Podemos dizer que o trabalho da mulher, ou melhor, a proteção a este deve ser amplamente discutida, mas com ações práticas que encontrem no direito seu amparo.
“A proteção à maternidade é de extrema relevância não só para a gestante, mas também para toda a sociedade, pois esta depende do trabalho da mulher para seu crescimento. Assim, quando a lei constitucional e a CLT estabelecem direitos às mães trabalhadoras, está-se salvaguardando toda a população, as futuras gerações e, ainda, impede a exploração do empregador e o aviltamento do mercado de trabalho diante da diferença salarial.

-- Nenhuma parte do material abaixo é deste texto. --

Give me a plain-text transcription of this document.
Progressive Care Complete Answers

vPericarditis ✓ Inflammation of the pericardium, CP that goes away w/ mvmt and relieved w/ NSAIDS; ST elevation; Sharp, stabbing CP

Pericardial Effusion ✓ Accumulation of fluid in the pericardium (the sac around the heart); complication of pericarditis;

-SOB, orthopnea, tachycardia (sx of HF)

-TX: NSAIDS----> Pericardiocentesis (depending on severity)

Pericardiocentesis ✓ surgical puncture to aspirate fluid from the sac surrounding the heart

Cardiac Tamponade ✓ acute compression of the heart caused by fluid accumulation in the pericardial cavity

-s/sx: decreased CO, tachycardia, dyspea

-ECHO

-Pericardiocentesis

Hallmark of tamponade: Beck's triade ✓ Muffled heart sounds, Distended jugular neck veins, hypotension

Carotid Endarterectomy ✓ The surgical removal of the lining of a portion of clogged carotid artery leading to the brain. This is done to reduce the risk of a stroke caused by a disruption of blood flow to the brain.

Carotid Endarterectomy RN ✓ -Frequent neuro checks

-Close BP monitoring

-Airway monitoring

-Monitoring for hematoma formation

Cabe ao empregador respeitar as normas legais e cabe à empregada lançar mão de seus direitos, pois só assim atingir-se-ão os objetivos buscados pela lei, como a igualdade, o crescimento e a justiça.”
Sendo assim podemos dizer que os avanços no direito individual laboral são relevantes, mas a sociedade clama por medidas efetivas e práticas que evidenciem a real necessidade da mulher – mãe trabalhadora.
Dessa forma poderemos ter uma sociedade equilibrada entre direitos e interesses econômicos que devem de certa forma ceder a interesses maiores, tais como a possibilidade de um seio familiar maduro e consistente.

FAGUNDES, LEILA.Trabalho da Mulher, disponível no site: http://www.direitonet.com.br/artigos/exibir/1119/Trabalho-da-mulher, acesso em 19/11/2009.

ROBORTELLA, Luiz Carlos Amorim. A mulher no novo Direito do Trabalho. R. do Advogado, São Paulo, nº 39, p. 34-40, maio 1993.